Şimdilerde OĞLAK burcunda olan Jüpiter-Plüto kavuşumu hayatımızda yapısal değişimlerin olduğunu işaret ediyor. Hırslar yukarılara taşınıyor. Maddi güç elde etme çabaları olabilir. Dünya borsalarının da bugünlerde yükselişine şahit olmaktayız. Yine Nisan başlarında borsalarda büyük bir yükseliş gözlenmişti. Hukuk, adalet ve düzen üzerine çabalar yine bu tablonun bir tezahürüdür. Zira Jüpiter hukuku-adaleti temsil eder.  Plüto’yla büyük mücadeleler ortaya çıkmaktadır. Yine Jüpiter uluslararası konulardır. Bu alanda da büyük değişimler gözlemlemekteyiz.

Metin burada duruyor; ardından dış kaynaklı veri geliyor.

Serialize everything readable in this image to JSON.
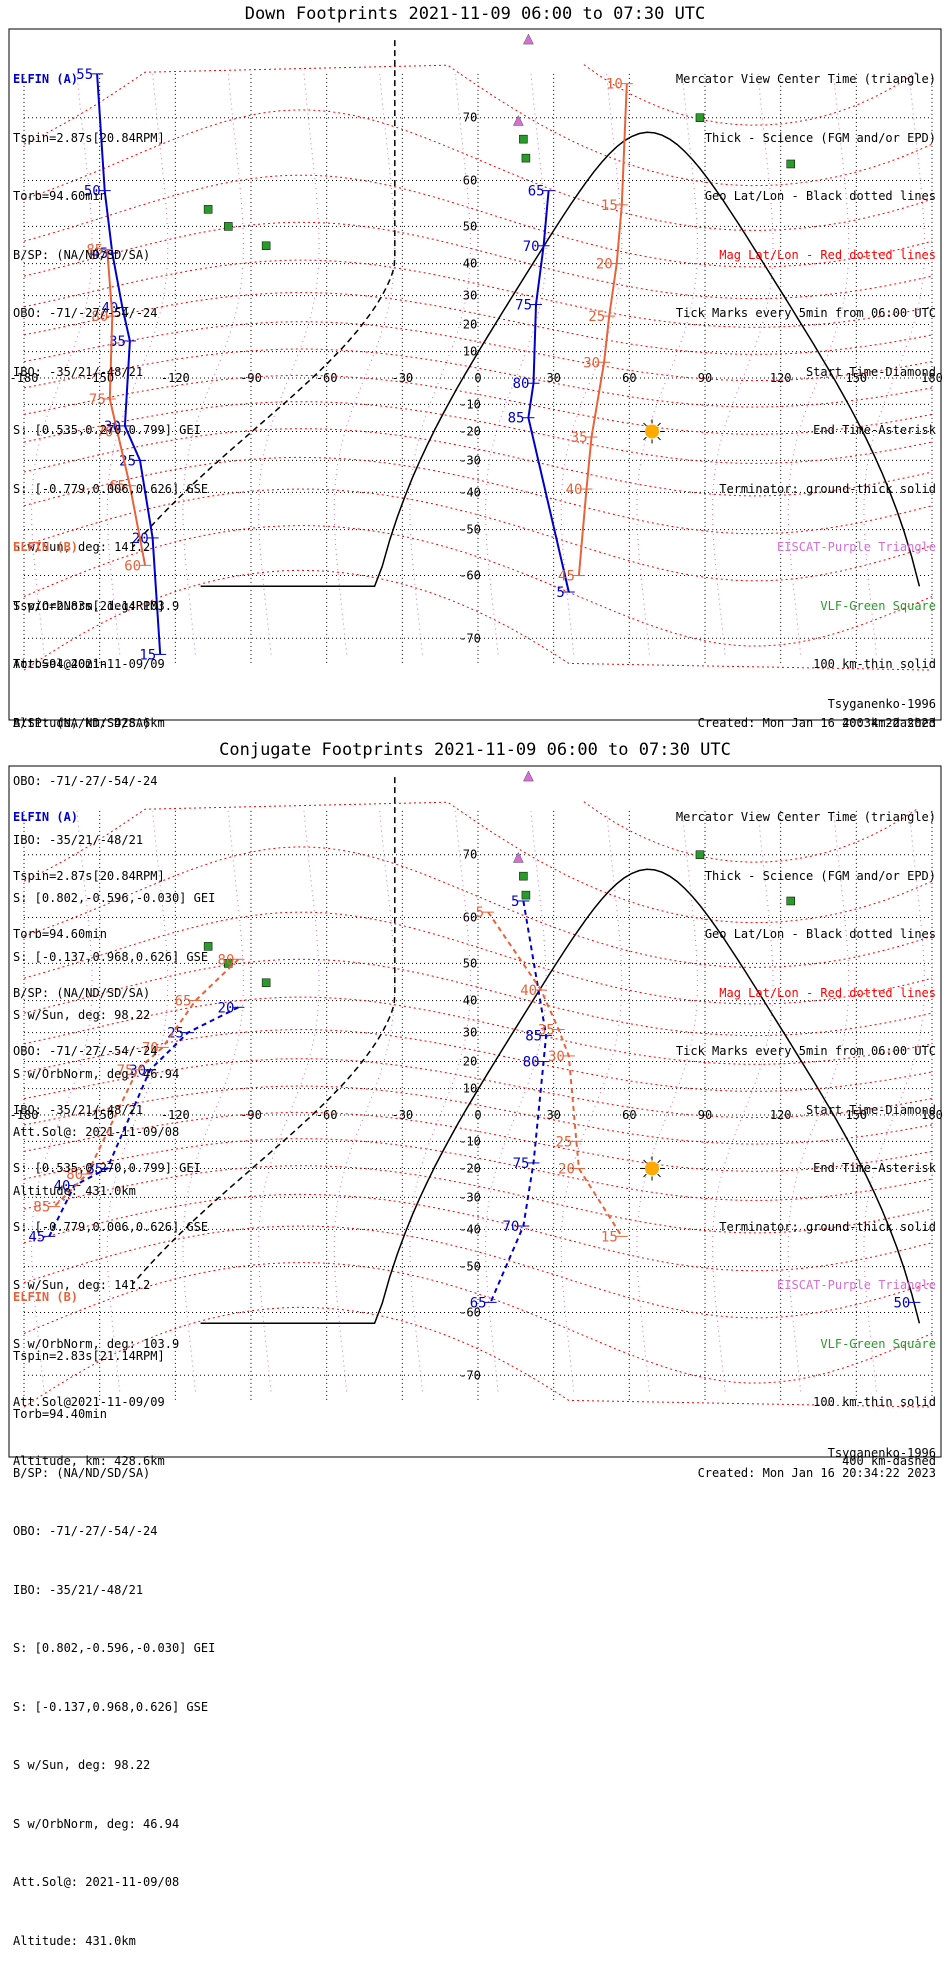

Hayatımızı şöyle bir gözden geçirip nerede güçlü olabileceğimizi anlamaya çalışmalıyız. Olmayacak şeyler için boşa hırs yapmaktan ve enerji harcamaktan vazgeçmek gerekir. Başaramayacağımız şeyler enerjimizi aşağı çeker, depresyona sürükler ve yıkılmış hissederiz.

Ayrıca varoluşumuza, yaratıcı güce, kendi gücümüze ilişkin sorular olabilir. Takıntılı düşüncelere meyilli olabiliriz. İnancımızı kaybetmeye yatkınlık olabilir. Amaçsız kalmış, kızgın ve suçlu hissedebiliriz. Bütün bunlar ruhumuzun derinliklerinde var olan gölgelerdir. Yeni bir doğum gerçekleşirken çektiğimiz acılardır.

İşin özü kendimizi-hayatımızı iyi seviyelere getirmek adına daha iyi bir şeyler yapma arzusu var. Bunun için ya yakıp yıkarak, hırsların esiri olacağız. Ya da daha iyi bir yapı kurmak için sabırla gücümüzü yükseltmeye çalışacağız. Aslında son aylarda bu pandemi sürecinde değerlerimiz değişiyor. Birlik, eşitlik, adalet, insanlık değer kazanıyor. Önümüzdeki Aralık ayında Jüpiter ve Satürn’ün kavuşumu Kova’da bizi çok daha insani bir hayata davet edecektir. 

Seçimler bize ait. Gökyüzü potansiyeli gösteriyor. Özgür irademizle seçimlerimizi yapıyoruz. Değişmeyen tek şey değişimin kendisidir. Hayat değişiyor, bizler değişiyoruz, sistem değişiyor.

Burada Nietzsche’nin meşhur sözünü hatırladım:

‘’Bizi öldürmeyen şey güçlendirir’’.

Acı çekerek eskiyi gömmek yerine yeniye hazırlanmak daha mantıklı olur sanki?